Auf der Suche nach Erfüllung

Wer die Sinnhaftigkeit des eigenen Tuns infrage stellt, dem bieten alternative Gesundheitsberufe neue Perspektiven

Qigong, eine Kombination aus Atem-, Bewegungs- und Meditationsübungen, hilft bei der Entspannung. FOTO: ULZA / ISTOCK

Simone Jacobius

Sie fühlen sich ausgebrannt, gehen nur noch widerwillig zur Arbeit oder leiden bereits an Depressionen oder undefinierten körperlichen Beschwerden.
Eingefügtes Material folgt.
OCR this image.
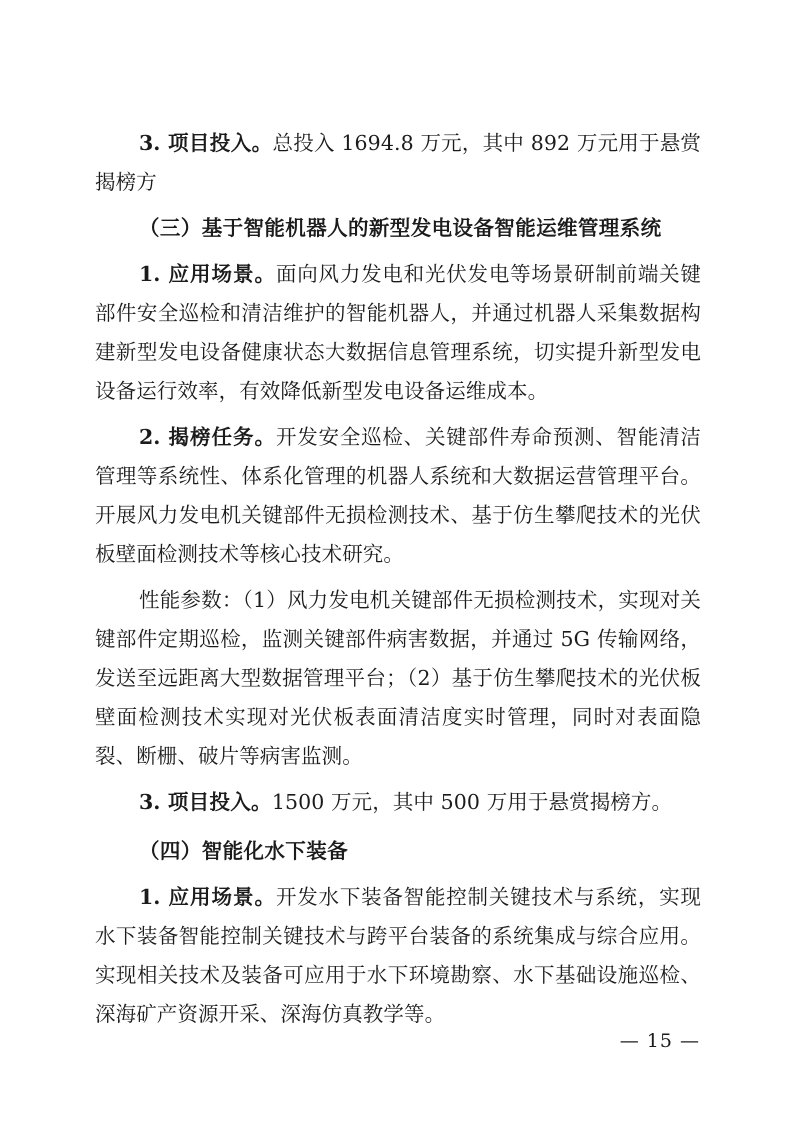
3. 项目投入。总投入 1694.8 万元，其中 892 万元用于悬赏揭榜方

（三）基于智能机器人的新型发电设备智能运维管理系统

1. 应用场景。面向风力发电和光伏发电等场景研制前端关键部件安全巡检和清洁维护的智能机器人，并通过机器人采集数据构建新型发电设备健康状态大数据信息管理系统，切实提升新型发电设备运行效率，有效降低新型发电设备运维成本。

2. 揭榜任务。开发安全巡检、关键部件寿命预测、智能清洁管理等系统性、体系化管理的机器人系统和大数据运营管理平台。开展风力发电机关键部件无损检测技术、基于仿生攀爬技术的光伏板壁面检测技术等核心技术研究。

性能参数：（1）风力发电机关键部件无损检测技术，实现对关键部件定期巡检，监测关键部件病害数据，并通过 5G 传输网络，发送至远距离大型数据管理平台；（2）基于仿生攀爬技术的光伏板壁面检测技术实现对光伏板表面清洁度实时管理，同时对表面隐裂、断栅、破片等病害监测。

3. 项目投入。1500 万元，其中 500 万用于悬赏揭榜方。

（四）智能化水下装备

1. 应用场景。开发水下装备智能控制关键技术与系统，实现水下装备智能控制关键技术与跨平台装备的系统集成与综合应用。实现相关技术及装备可应用于水下环境勘察、水下基础设施巡检、深海矿产资源开采、深海仿真教学等。

— 15 —
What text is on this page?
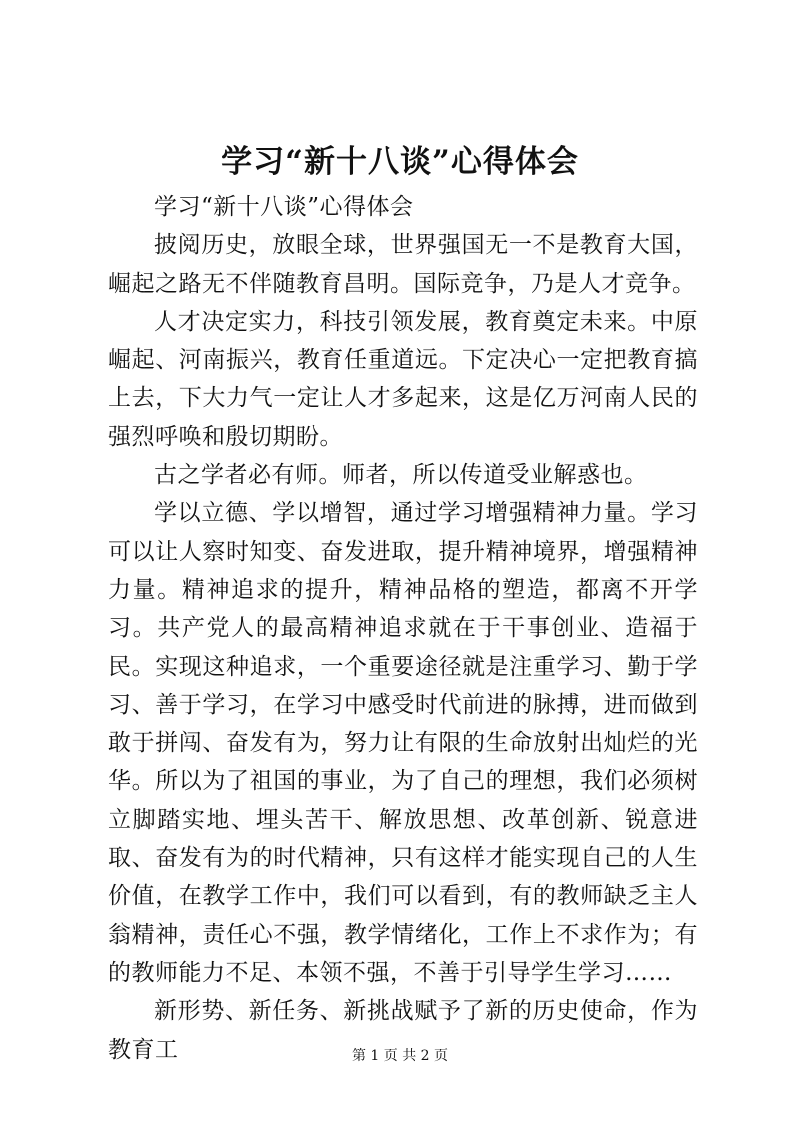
学习“新十八谈”心得体会

学习“新十八谈”心得体会

披阅历史，放眼全球，世界强国无一不是教育大国，崛起之路无不伴随教育昌明。国际竞争，乃是人才竞争。

人才决定实力，科技引领发展，教育奠定未来。中原崛起、河南振兴，教育任重道远。下定决心一定把教育搞上去，下大力气一定让人才多起来，这是亿万河南人民的强烈呼唤和殷切期盼。

古之学者必有师。师者，所以传道受业解惑也。

学以立德、学以增智，通过学习增强精神力量。学习可以让人察时知变、奋发进取，提升精神境界，增强精神力量。精神追求的提升，精神品格的塑造，都离不开学习。共产党人的最高精神追求就在于干事创业、造福于民。实现这种追求，一个重要途径就是注重学习、勤于学习、善于学习，在学习中感受时代前进的脉搏，进而做到敢于拼闯、奋发有为，努力让有限的生命放射出灿烂的光华。所以为了祖国的事业，为了自己的理想，我们必须树立脚踏实地、埋头苦干、解放思想、改革创新、锐意进取、奋发有为的时代精神，只有这样才能实现自己的人生价值，在教学工作中，我们可以看到，有的教师缺乏主人翁精神，责任心不强，教学情绪化，工作上不求作为；有的教师能力不足、本领不强，不善于引导学生学习……

新形势、新任务、新挑战赋予了新的历史使命，作为教育工	第 1 页 共 2 页
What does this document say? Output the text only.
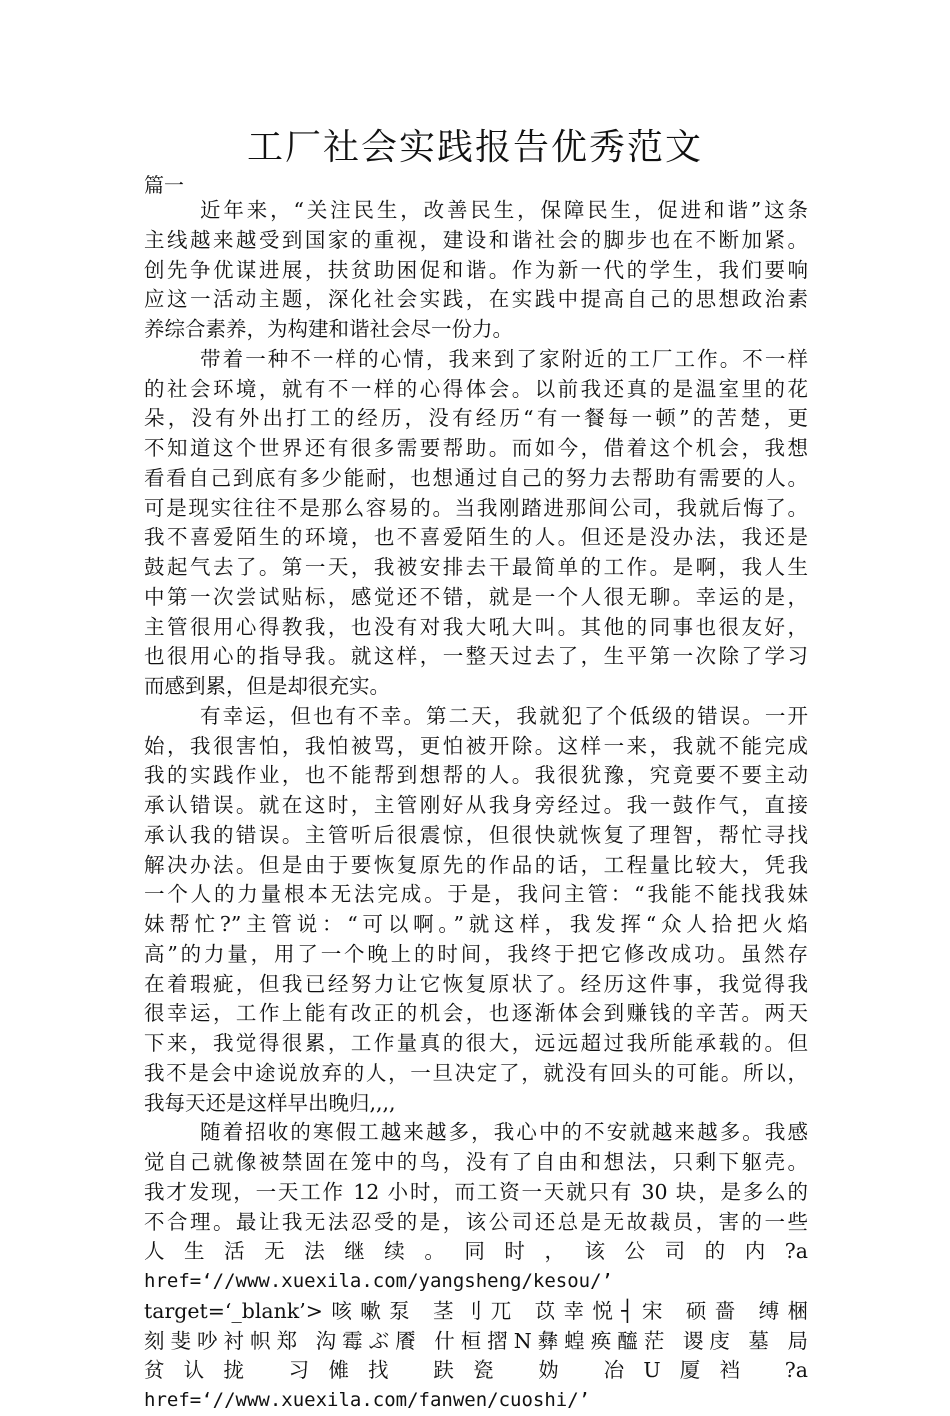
工厂社会实践报告优秀范文
篇一
近年来，“关注民生，改善民生，保障民生，促进和谐”这条
主线越来越受到国家的重视，建设和谐社会的脚步也在不断加紧。
创先争优谋进展，扶贫助困促和谐。作为新一代的学生，我们要响
应这一活动主题，深化社会实践，在实践中提高自己的思想政治素
养综合素养，为构建和谐社会尽一份力。
带着一种不一样的心情，我来到了家附近的工厂工作。不一样
的社会环境，就有不一样的心得体会。以前我还真的是温室里的花
朵，没有外出打工的经历，没有经历“有一餐每一顿”的苦楚，更
不知道这个世界还有很多需要帮助。而如今，借着这个机会，我想
看看自己到底有多少能耐，也想通过自己的努力去帮助有需要的人。
可是现实往往不是那么容易的。当我刚踏进那间公司，我就后悔了。
我不喜爱陌生的环境，也不喜爱陌生的人。但还是没办法，我还是
鼓起气去了。第一天，我被安排去干最简单的工作。是啊，我人生
中第一次尝试贴标，感觉还不错，就是一个人很无聊。幸运的是，
主管很用心得教我，也没有对我大吼大叫。其他的同事也很友好，
也很用心的指导我。就这样，一整天过去了，生平第一次除了学习
而感到累，但是却很充实。
有幸运，但也有不幸。第二天，我就犯了个低级的错误。一开
始，我很害怕，我怕被骂，更怕被开除。这样一来，我就不能完成
我的实践作业，也不能帮到想帮的人。我很犹豫，究竟要不要主动
承认错误。就在这时，主管刚好从我身旁经过。我一鼓作气，直接
承认我的错误。主管听后很震惊，但很快就恢复了理智，帮忙寻找
解决办法。但是由于要恢复原先的作品的话，工程量比较大，凭我
一个人的力量根本无法完成。于是，我问主管：“我能不能找我妹
妹帮忙?”主管说：“可以啊。”就这样，我发挥“众人拾把火焰
高”的力量，用了一个晚上的时间，我终于把它修改成功。虽然存
在着瑕疵，但我已经努力让它恢复原状了。经历这件事，我觉得我
很幸运，工作上能有改正的机会，也逐渐体会到赚钱的辛苦。两天
下来，我觉得很累，工作量真的很大，远远超过我所能承载的。但
我不是会中途说放弃的人，一旦决定了，就没有回头的可能。所以，
我每天还是这样早出晚归,,,,
随着招收的寒假工越来越多，我心中的不安就越来越多。我感
觉自己就像被禁固在笼中的鸟，没有了自由和想法，只剩下躯壳。
我才发现，一天工作 12 小时，而工资一天就只有 30 块，是多么的
不合理。最让我无法忍受的是，该公司还总是无故裁员，害的一些
人 生 活 无 法 继 续 。 同 时 ， 该 公 司 的 内 ?a
href=‘//www.xuexila.com/yangsheng/kesou/’
target=‘_blank’>咳嗽泵 茎刂兀 苡幸悦┤宋 硕嗇 缚梱
刻斐吵衬帜郑 沟霉ぶ餍 什桓摺Ν彝蝗痪醯茫 谡庋 墓 局
贫认拢 习傩找 趺瓷 妫 冶U厦裆 ?a
href=‘//www.xuexila.com/fanwen/cuoshi/’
Es gibt viele Menschen, die unzufrieden sind mit dem, was sie machen. Aber sie wissen nicht, wie sie die Notbremse ziehen können. Denn oft müssten sie ihren Job an den Nagel hängen oder zumindest die Arbeitsstelle wechseln, um wieder zu genesen. Die Angst vor einem Neuanfang – gerade im fortgeschrittenen Alter – macht sich dann breit. Doch wenn der Leidensdruck zu groß wird und einen aus der Bahn zu werfen droht, bleibt oft keine andere Wahl mehr, als zu handeln.
Auch Astrid Pogrzeba hat lange gezögert – und gelitten. Nach einem Burn-out und einer langen Auszeit hat sie den Neuanfang gewagt. Die früher erfolgreiche Baufinanzierungsberaterin hat komplett umgesattelt. Die Tatsache, dass ihre Krankheit, ein Tinnitus, als nicht heilbar diagnostiziert wurde, wollte sie so nicht akzeptieren. Sie probierte verschiedenste Heilmethoden aus, ging nicht nur zu Schulmedizinern und Psychologen, sondern auch zu Heilpraktikern. „Dort habe ich festgestellt, wie gut mir die Gespräche und Hilfsangebote taten. Ich fand das alles total spannend und die Arbeit ungeheuer wertvoll“, erinnert sie sich. Sie hat dann viel über alternative Gesundheitsberufe gelesen, vieles ausprobiert, und langsam entwickelte sich der Wunsch, sich damit beruflich zu beschäftigen. „Ich bin kein spontaner Mensch, brauchte also etwas Zeit und viel Unterstützung von Freunden und Familie. Aber der Wunsch, mein neues Wissen weiterzugeben und anderen Menschen zu helfen, war einfach sehr groß. So habe ich es dann gewagt“, erzählt sie.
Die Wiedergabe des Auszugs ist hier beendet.